Four Ideas for Checking In
Click on the CC icon in the bottom right corner of the video to turn on closed captions.
To check how your students are feeling on the day. This is particularly important during a pandemic, but is a good way to start any class, in person or online, and can be as fast or as slow as you are comfortable.
Beginning of every synchronous meeting.
Apart from the text chat option, each of the others needs one slide to be prepared in advance, but you can reuse the same slide several times throughout the semester.
The video describes four different ways to check in:
- Text chat: Ask students “How are you feeling today” and they type in the chat, and you read some of their contributions aloud and react to them.
- Visual: Show students a page/slide with several pictures in tile mode, and ask students to select which one represents how they’re feeling right now; students can share in the main room via annotation or chat or speaking, or in pairs or trios in breakout rooms.
- Annotation: Show a slide with a triangle or one or more spectrum/a with different possible feelings, and students choose via annotation how they are feeling today.
- Word cloud: Use a polling tool (example in the video is slido), ask students to choose one word or short phrase to describe how they’re feeling today/now. The tool creates a word cloud, enlarging words that are repeated several times.
Example prompts for each quadrant:
- You can create content-based prompts for each quadrant. E.g. after a class reading, students can reflect on a key thing they learned, a big question they have, a word or quote they enjoyed, and how the reading made them feel.
- List 7 things you’ve seen, heard, felt/did, and compose a small drawing.
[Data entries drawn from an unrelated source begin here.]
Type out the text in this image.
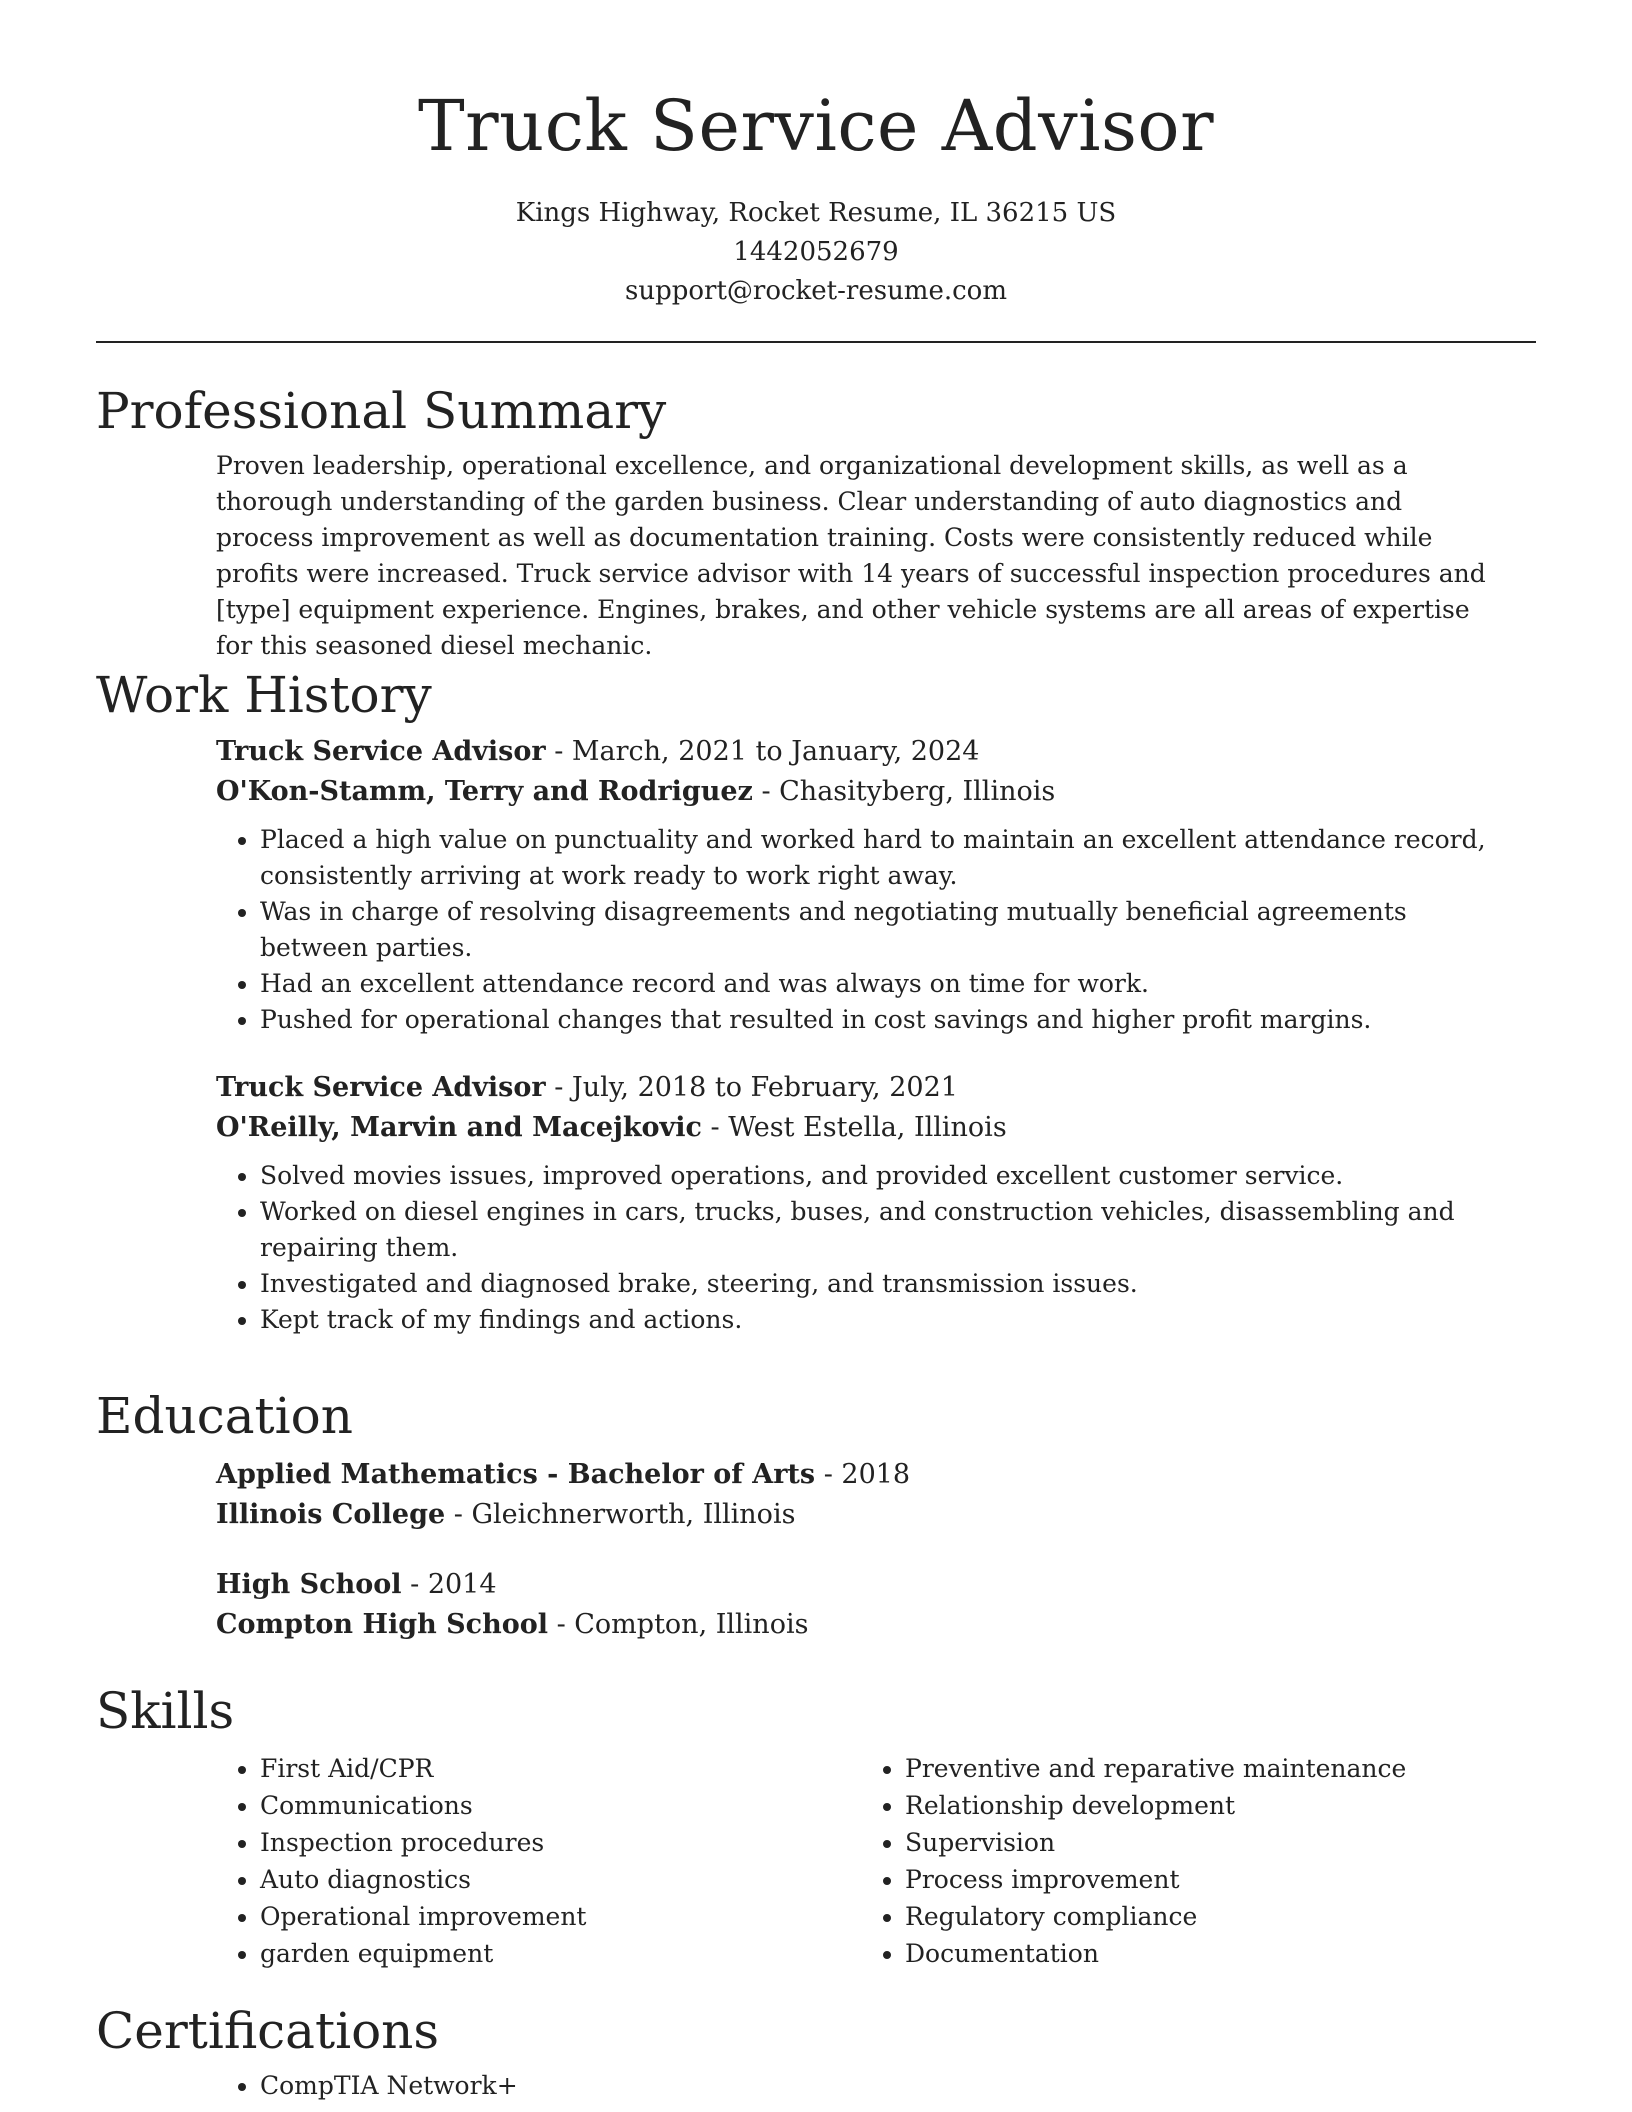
Truck Service Advisor
Kings Highway, Rocket Resume, IL 36215 US
1442052679
support@rocket-resume.com
Professional Summary

Proven leadership, operational excellence, and organizational development skills, as well as a thorough understanding of the garden business. Clear understanding of auto diagnostics and process improvement as well as documentation training. Costs were consistently reduced while profits were increased. Truck service advisor with 14 years of successful inspection procedures and [type] equipment experience. Engines, brakes, and other vehicle systems are all areas of expertise for this seasoned diesel mechanic.

Work History

Truck Service Advisor - March, 2021 to January, 2024

O'Kon-Stamm, Terry and Rodriguez - Chasityberg, Illinois

• Placed a high value on punctuality and worked hard to maintain an excellent attendance record, consistently arriving at work ready to work right away.
• Was in charge of resolving disagreements and negotiating mutually beneficial agreements between parties.
• Had an excellent attendance record and was always on time for work.
• Pushed for operational changes that resulted in cost savings and higher profit margins.

Truck Service Advisor - July, 2018 to February, 2021

O'Reilly, Marvin and Macejkovic - West Estella, Illinois

• Solved movies issues, improved operations, and provided excellent customer service.
• Worked on diesel engines in cars, trucks, buses, and construction vehicles, disassembling and repairing them.
• Investigated and diagnosed brake, steering, and transmission issues.
• Kept track of my findings and actions.
Education

Applied Mathematics - Bachelor of Arts - 2018

Illinois College - Gleichnerworth, Illinois

High School - 2014

Compton High School - Compton, Illinois

Skills
• First Aid/CPR
• Communications
• Inspection procedures
• Auto diagnostics
• Operational improvement
• garden equipment
• Preventive and reparative maintenance
• Relationship development
• Supervision
• Process improvement
• Regulatory compliance
• Documentation
Certifications
• CompTIA Network+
- What have you noticed & observed, so what seems important about that data, now what’s needed next.
- In times of grief/trauma: Yes it is true that [Affirmation]… It is hard because [Despair]… I will always remember/I will never forget [Reconnection]… Now that I have shared my loss, it may be possible to [Active Hope]…
It takes anything from 1-2 minutes for students to contribute, then may take 4-5 more minutes of full-class discussion or just the teacher responding/reacting to students’ responses, or you can send students to breakout rooms in pairs or trios to discuss for 4-5 mins.
Adaptations and examples
Here are some adaptations and alternative tools:
- Different polling tools that have word cloud question types you can use:
- Slido (which also has Google slides integration, used in the video)
- Choose the tool that best fits your needs. Free versions of these sometimes have limits as to the number of questions you can ask or number of students that can be included in the responses.
No specific requirements, but a polling tool is useful.